Sono passati ormai nove anni da quando il ciclismo italiano ha festeggiato l'ultima vittoria alla Vuelta Espana, il terzo grande giro della stagione che è appena partito. In occasione del via della corsa, scattata da Lisbona sabato 17 agosto, Relevo ha raggiunto il protagonista di quel successo, Fabio Aru. L'ex campione ha raccontato il suo rapporto speciale con la Vuelta e il suo amore per il Ciclismo, che non è venuto meno neanche nell'ultima e tormentata parte della sua carriera. Aru ha fatto delle interessanti riflessioni sulla durezza del ciclismo, spiegando che nessun altro sport pone gli atleti davanti ad una fatica così estrema, ai rischi e agli imprevisti delle cadute e delle condizioni meteo.
"Nel Tennis quando c'è vento o piove non giocano", ha commentato Aru.
Aru: 'Contador è stato un idolo'
Fabio Aru ha vissuto alla Vuelta Espana alcuni dei momenti più intensi ed esaltanti della carriera. Tra il 2014 e il 2015, l'ex corridore sardo fu tra i grandi protagonisti della corsa, prima confermando il talento emerso al Giro al cospetto di campioni come Froome e Contador e poi conquistando la vittoria più importante della carriera.
"Ho corso la Vuelta per la prima volta nel 2014. Volevo consolidare quanto fatto al Giro d'Italia", ha raccontato Fabio Aru, ricordando le sfide in montagna con i campioni più affermati di quel ciclismo. "C'erano Froome, Contador, Valverde, Rodriguez. Io arrivai quinto, fu un successo completo.
Essere tra i primi cinque di quel ciclismo è stato qualcosa di grandioso. Non credo che all'epoca esistessero corridori su strada migliori di loro, e sì, io ero lì. Ricordo che vinsi due tappe", ha continuato Aru, che poi tornò alla Vuelta un anno dopo con ambizioni ancora più alte.
"Nel 2015 la Vuelta era un obiettivo preciso.
Mi trovai bene con tutto, i percorsi duri, il caldo", ha ricordato Aru, che riuscì a strappare la maglia rosa a Tom Dumoulin in una rocambolesca ultima tappa di montagna. "La tappa la vinse Plaza e io guadagnai più di tre minuti su Dumoulin", ha raccontato Fabio Aru.
L'ex corridore ha ricordato quanto sia stato speciale trovarsi di fronte ad Alberto Contador nella prima parte della carriera.
"È sempre stato il mio idolo, un esempio da seguire.

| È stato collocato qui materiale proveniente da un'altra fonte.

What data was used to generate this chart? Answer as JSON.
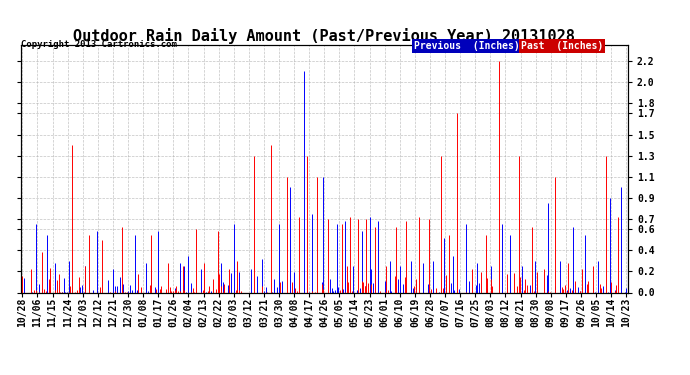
{
  "title": "Outdoor Rain Daily Amount (Past/Previous Year) 20131028",
  "copyright": "Copyright 2013 Cartronics.com",
  "legend_labels": [
    "Previous  (Inches)",
    "Past  (Inches)"
  ],
  "legend_bg_colors": [
    "#0000bb",
    "#cc0000"
  ],
  "series_blue_color": "#0000ff",
  "series_red_color": "#ff0000",
  "yticks": [
    0.0,
    0.2,
    0.4,
    0.6,
    0.7,
    0.9,
    1.1,
    1.3,
    1.5,
    1.7,
    1.8,
    2.0,
    2.2
  ],
  "ylim": [
    0.0,
    2.35
  ],
  "bg_color": "#ffffff",
  "grid_color": "#aaaaaa",
  "title_fontsize": 11,
  "tick_fontsize": 7,
  "n_days": 366,
  "x_labels": [
    "10/28",
    "11/06",
    "11/15",
    "11/24",
    "12/03",
    "12/12",
    "12/21",
    "12/30",
    "01/08",
    "01/17",
    "01/26",
    "02/04",
    "02/13",
    "02/22",
    "03/03",
    "03/12",
    "03/21",
    "03/30",
    "04/08",
    "04/17",
    "04/26",
    "05/05",
    "05/14",
    "05/23",
    "06/01",
    "06/10",
    "06/19",
    "06/28",
    "07/07",
    "07/16",
    "07/25",
    "08/03",
    "08/12",
    "08/21",
    "08/30",
    "09/08",
    "09/17",
    "09/26",
    "10/05",
    "10/14",
    "10/23"
  ],
  "blue_spikes_idx": [
    8,
    15,
    20,
    28,
    38,
    45,
    55,
    68,
    75,
    82,
    95,
    100,
    108,
    120,
    128,
    138,
    145,
    155,
    162,
    170,
    175,
    182,
    190,
    195,
    200,
    205,
    210,
    215,
    222,
    228,
    235,
    242,
    248,
    255,
    260,
    268,
    275,
    283,
    290,
    295,
    302,
    310,
    318,
    325,
    333,
    340,
    348,
    355,
    362
  ],
  "blue_spikes_val": [
    0.65,
    0.55,
    0.28,
    0.3,
    0.25,
    0.58,
    0.22,
    0.55,
    0.28,
    0.58,
    0.28,
    0.35,
    0.22,
    0.28,
    0.65,
    0.22,
    0.32,
    0.65,
    1.0,
    2.1,
    0.75,
    1.1,
    0.65,
    0.68,
    0.25,
    0.58,
    0.72,
    0.68,
    0.3,
    0.25,
    0.3,
    0.28,
    0.3,
    0.52,
    0.35,
    0.65,
    0.28,
    0.25,
    0.65,
    0.55,
    0.25,
    0.3,
    0.85,
    0.3,
    0.62,
    0.55,
    0.3,
    0.9,
    1.0
  ],
  "red_spikes_idx": [
    5,
    12,
    22,
    30,
    40,
    48,
    60,
    70,
    78,
    88,
    97,
    105,
    110,
    118,
    125,
    130,
    140,
    150,
    160,
    167,
    172,
    178,
    185,
    193,
    198,
    203,
    208,
    213,
    220,
    226,
    232,
    240,
    246,
    253,
    258,
    263,
    272,
    280,
    288,
    293,
    300,
    308,
    315,
    322,
    330,
    338,
    345,
    353,
    360
  ],
  "red_spikes_val": [
    0.22,
    0.38,
    0.18,
    1.4,
    0.55,
    0.5,
    0.62,
    0.18,
    0.55,
    0.28,
    0.25,
    0.6,
    0.28,
    0.58,
    0.22,
    0.3,
    1.3,
    1.4,
    1.1,
    0.72,
    1.3,
    1.1,
    0.7,
    0.65,
    0.72,
    0.7,
    0.7,
    0.62,
    0.25,
    0.62,
    0.68,
    0.72,
    0.7,
    1.3,
    0.55,
    1.7,
    0.22,
    0.55,
    2.2,
    0.18,
    1.3,
    0.62,
    0.22,
    1.1,
    0.28,
    0.22,
    0.25,
    1.3,
    0.72
  ]
}
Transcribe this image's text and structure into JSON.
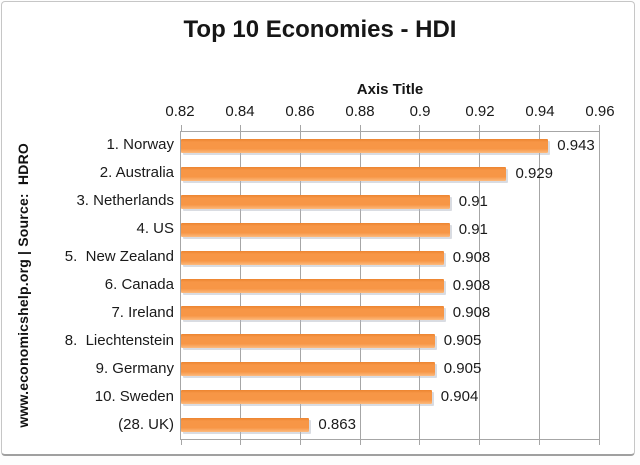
{
  "chart_data": {
    "type": "bar",
    "orientation": "horizontal",
    "title": "Top 10 Economies - HDI",
    "axis_title": "Axis Title",
    "watermark": "www.economicshelp.org | Source:  HDRO",
    "xlim": [
      0.82,
      0.96
    ],
    "x_ticks": [
      "0.82",
      "0.84",
      "0.86",
      "0.88",
      "0.9",
      "0.92",
      "0.94",
      "0.96"
    ],
    "grid": true,
    "legend": "none",
    "bar_color": "#F79646",
    "categories": [
      "1. Norway",
      "2. Australia",
      "3. Netherlands",
      "4. US",
      "5.  New Zealand",
      "6. Canada",
      "7. Ireland",
      "8.  Liechtenstein",
      "9. Germany",
      "10. Sweden",
      "(28. UK)"
    ],
    "values": [
      0.943,
      0.929,
      0.91,
      0.91,
      0.908,
      0.908,
      0.908,
      0.905,
      0.905,
      0.904,
      0.863
    ],
    "value_labels": [
      "0.943",
      "0.929",
      "0.91",
      "0.91",
      "0.908",
      "0.908",
      "0.908",
      "0.905",
      "0.905",
      "0.904",
      "0.863"
    ]
  }
}
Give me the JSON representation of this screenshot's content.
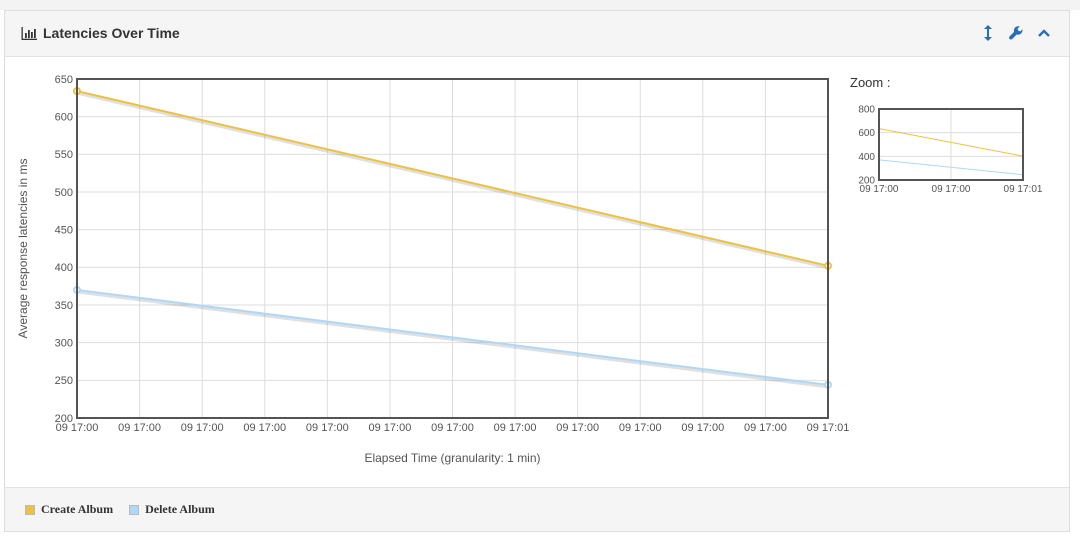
{
  "panel": {
    "title": "Latencies Over Time",
    "title_icon": "bar-chart-icon",
    "tools": [
      {
        "name": "resize-vertical-icon"
      },
      {
        "name": "wrench-icon"
      },
      {
        "name": "chevron-up-icon"
      }
    ]
  },
  "zoom_label": "Zoom :",
  "chart_data": [
    {
      "type": "line",
      "title": "",
      "xlabel": "Elapsed Time (granularity: 1 min)",
      "ylabel": "Average response latencies in ms",
      "x_tick_labels": [
        "09 17:00",
        "09 17:00",
        "09 17:00",
        "09 17:00",
        "09 17:00",
        "09 17:00",
        "09 17:00",
        "09 17:00",
        "09 17:00",
        "09 17:00",
        "09 17:00",
        "09 17:00",
        "09 17:01"
      ],
      "x": [
        0,
        1
      ],
      "ylim": [
        200,
        650
      ],
      "y_ticks": [
        200,
        250,
        300,
        350,
        400,
        450,
        500,
        550,
        600,
        650
      ],
      "grid": true,
      "legend_placement": "bottom-left",
      "series": [
        {
          "name": "Create Album",
          "color": "#edc240",
          "values": [
            634,
            402
          ]
        },
        {
          "name": "Delete Album",
          "color": "#afd8f8",
          "values": [
            370,
            244
          ]
        }
      ]
    },
    {
      "type": "line",
      "title": "",
      "x_tick_labels": [
        "09 17:00",
        "09 17:00",
        "09 17:01"
      ],
      "x": [
        0,
        1
      ],
      "ylim": [
        200,
        800
      ],
      "y_ticks": [
        200,
        400,
        600,
        800
      ],
      "grid": true,
      "series": [
        {
          "name": "Create Album",
          "color": "#edc240",
          "values": [
            634,
            402
          ]
        },
        {
          "name": "Delete Album",
          "color": "#afd8f8",
          "values": [
            370,
            244
          ]
        }
      ]
    }
  ]
}
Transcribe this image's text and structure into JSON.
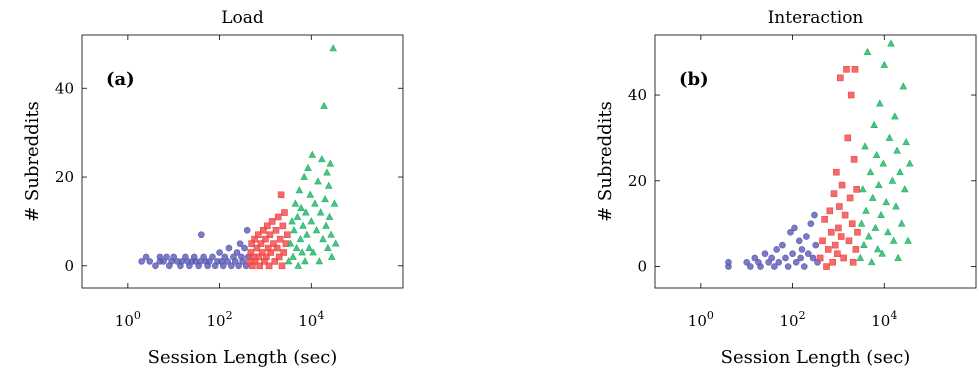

Mi piaceva come correva, il suo carisma, come si comportava con le persone", ha ricordato Aru.
'Nonostante tutto, amo il ciclismo'
L'ex campione d'Italia ha fatto poi delle interessanti riflessioni sulle difficoltà che implica uno sport logorante e pericoloso come il ciclismo, che mette i corridori di fronte a situazioni che probabilmente non hanno eguali in nessun'altra disciplina. "Il ciclismo è uno sport duro, senza denigrare tutti gli altri. Faccio un esempio. Anche il nuoto è duro. I nuotatori passano ore e ore in piscina e in palestra, si allenano anche più di noi ciclisti. Ma nel ciclismo la differenza la fa il meteo. Sia in allenamento che in gara dobbiamo correre in condizioni avverse.
Alla Vuelta abbiamo trovato anche 40-45 gradi. Si inizia una salita con 30 e si arriva in cima che ce ne sono 10. Ci sono la pioggia, il vento, le cadute. Tutto questo nel nuoto non c'è. Anche nel tennis, quando c'è vento o piove non giocano", ha dichiarato Fabio Aru.
Secondo l'ex corridore sardo, la capacità di adattarsi, anche mentalmente, a tutte queste situazioni ha un ruolo fondamentale nel ciclismo. "Non dico che il ciclismo sia lo sport più duro, ma fare le discese a novanta all'ora in mezzo al gruppo comporta delle difficoltà e questo incide anche a livello mentale. Nonostante tutto, amo il ciclismo", ha raccontato Fabio Aru.